The facts of the case are, well…weird.  Lower Merion School District, outside of Philadelphia, issued laptops to students that were equipped with webcams. For reasons known only to school authorities and the Almighty, school administrators remotely activated the cameras to take pictures of students in their homes, and the photos were later used in disciplinary proceedings against the students.

For you “Get Smart” fans out there, this sounds like something K.A.O.S. would have pulled.  But one of the students, upon learning of the spying activities, understandably was not amused. The student brought a putative class action against the school district, alleging invasion of privacy, wiretapping violations and intellectual property theft against the district. Graphic Arts agreed to defend the case under a reservation of rights, and filed a declaratory judgment action alleging no coverage.

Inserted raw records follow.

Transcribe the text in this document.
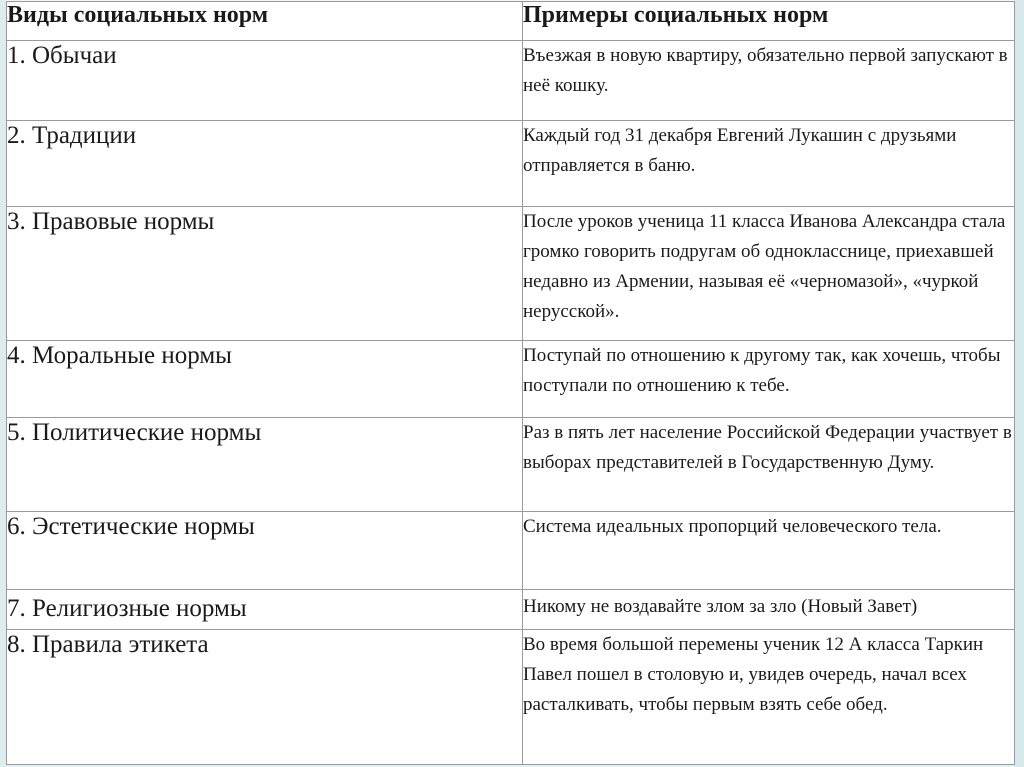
Виды социальных норм	Примеры социальных норм
1. Обычаи	Въезжая в новую квартиру, обязательно первой запускают в неё кошку.
2. Традиции	Каждый год 31 декабря Евгений Лукашин с друзьями отправляется в баню.
3. Правовые нормы	После уроков ученица 11 класса Иванова Александра стала громко говорить подругам об однокласснице, приехавшей недавно из Армении, называя её «черномазой», «чуркой нерусской».
4. Моральные нормы	Поступай по отношению к другому так, как хочешь, чтобы поступали по отношению к тебе.
5. Политические нормы	Раз в пять лет население Российской Федерации участвует в выборах представителей в Государственную Думу.
6. Эстетические нормы	Система идеальных пропорций человеческого тела.
7. Религиозные нормы	Никому не воздавайте злом за зло (Новый Завет)
8. Правила этикета	Во время большой перемены ученик 12 А класса Таркин Павел пошел в столовую и, увидев очередь, начал всех расталкивать, чтобы первым взять себе обед.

(By the way, I sometimes close my e-mails with a quote from the American lawyer and statesman Elihu Root [1845-1937], who once said:  “About half the practice of a decent lawyer consists in telling would-be clients that they are damned fools and should stop.”  Spying on students in their homes would have fallen within that category had anyone from the school district asked me.)

In the DJ action. Graphic Arts argued that the claims in the underlying complaint did not fit into any of the defined offenses included in the personal injury coverage, and moved for judgment on the pleadings.

Graphic Arts and the school district  settled before the judge had a chance to rule on the motion. R. Bruce Morrison, an attorney for Graphic Arts, is quoted in the press as follows:  “Recognizing the existence of these issues is the most significant feature going forward, but we don’t have a judicial decision. I don’t know that it is likely to arise again in this exact context, but given the advances in technology, I’m confident that we’re going to see variations of this issue going forward.”

The insurance settlement came shortly after the underlying case ended.  The district court issued a permanent injunction preventing the school district from remotely activating the webcams and restricting its access to student-created files on the laptops.  The school district also agreed to pay $610,000 in settlements.

The insurance case is Graphic Arts Mutual Insurance Co. v. Lower Merion School District et al., case number 10-1707, in the U.S. District Court for the Eastern District of Pennsylvania.

The underlying case is Robbins et al. v. Lower Merion School District et al., case number 10-665, in the U.S. District Court for the Eastern District of Pennsylvania.